A new study has revealed a link between air pollution and deteriorating lung health in adult European citizens.
Researchers found that children growing up in areas with higher levels of pollution will have lower levels of lung function and a higher risk of developing symptoms such as cough and bronchitis symptoms. They identified that people suffering from obesity are particularly vulnerable to the negative effects of air pollution, possibly due to an increased risk of lung inflammation.
“The findings of this project are crucial as they demonstrate that air pollution is having a negative effect, not only on children as previously demonstrated, but also into adulthood,” Nicole Probst-Hensch, senior author of the study, said in a statement. “Although the levels we see in Europe are much lower than in the so-called megacities in China and India, we are still seeing a deterioration of lung function in people exposed to higher levels of air pollution and this must be addressed.”

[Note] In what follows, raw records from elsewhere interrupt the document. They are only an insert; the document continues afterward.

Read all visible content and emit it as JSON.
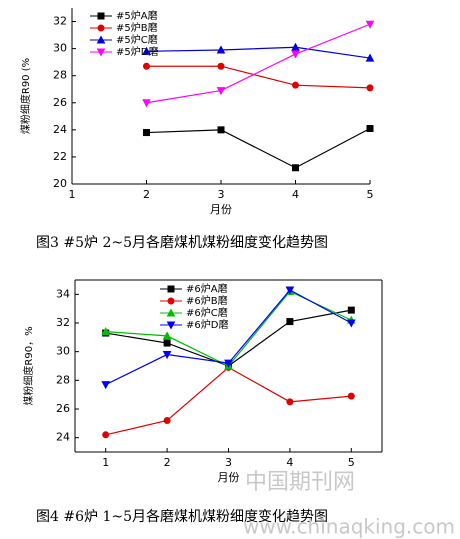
{
  "chart_data": [
    {
      "type": "line",
      "caption": "图3  #5炉 2~5月各磨煤机煤粉细度变化趋势图",
      "xlabel": "月份",
      "ylabel": "煤粉细度R90 (%",
      "x": [
        2,
        3,
        4,
        5
      ],
      "xlim": [
        1,
        5
      ],
      "xticks": [
        1,
        2,
        3,
        4,
        5
      ],
      "ylim": [
        20,
        33
      ],
      "yticks": [
        20,
        22,
        24,
        26,
        28,
        30,
        32
      ],
      "box": false,
      "series": [
        {
          "name": "#5炉A磨",
          "color": "#000000",
          "marker": "square",
          "values": [
            23.8,
            24.0,
            21.2,
            24.1
          ]
        },
        {
          "name": "#5炉B磨",
          "color": "#e00000",
          "marker": "circle",
          "values": [
            28.7,
            28.7,
            27.3,
            27.1
          ]
        },
        {
          "name": "#5炉C磨",
          "color": "#0000e0",
          "marker": "triangle-up",
          "values": [
            29.8,
            29.9,
            30.1,
            29.3
          ]
        },
        {
          "name": "#5炉D磨",
          "color": "#ff00ff",
          "marker": "triangle-down",
          "values": [
            26.0,
            26.9,
            29.6,
            31.8
          ]
        }
      ]
    },
    {
      "type": "line",
      "caption": "图4  #6炉 1~5月各磨煤机煤粉细度变化趋势图",
      "xlabel": "月份",
      "ylabel": "煤粉细度R90，%",
      "x": [
        1,
        2,
        3,
        4,
        5
      ],
      "xlim": [
        0.5,
        5.5
      ],
      "xticks": [
        1,
        2,
        3,
        4,
        5
      ],
      "ylim": [
        23,
        35
      ],
      "yticks": [
        24,
        26,
        28,
        30,
        32,
        34
      ],
      "box": true,
      "series": [
        {
          "name": "#6炉A磨",
          "color": "#000000",
          "marker": "square",
          "values": [
            31.3,
            30.6,
            29.0,
            32.1,
            32.9
          ]
        },
        {
          "name": "#6炉B磨",
          "color": "#e00000",
          "marker": "circle",
          "values": [
            24.2,
            25.2,
            28.9,
            26.5,
            26.9
          ]
        },
        {
          "name": "#6炉C磨",
          "color": "#00c000",
          "marker": "triangle-up",
          "values": [
            31.4,
            31.1,
            29.0,
            34.2,
            32.2
          ]
        },
        {
          "name": "#6炉D磨",
          "color": "#0000ff",
          "marker": "triangle-down",
          "values": [
            27.7,
            29.8,
            29.2,
            34.3,
            32.0
          ]
        }
      ]
    }
  ],
  "watermark": {
    "name": "中国期刊网",
    "url": "www.chinaqking.com"
  }
}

Researchers said large proportion of Europe’s population live in areas with levels of air quality that are known to have negative impacts on health. Earlier this year, the WHO estimated that air pollution was the cause of seven million premature deaths in 2012, with 3.7 million of these being connected with poor outdoor air quality.
“The findings of this study demonstrate the importance of educating about clean air and the negative effects of air pollution. Urgent action is needed to tackle air pollution in Europe,” Professor Peter Barnes, president of the European Respiratory Society, said in a statement. “It is crucial that policymakers in Europe take note of these findings and update guidelines in Member States to meet the WHO recommended air quality standards. This will ensure equal protection of all citizens’ health across the continent.”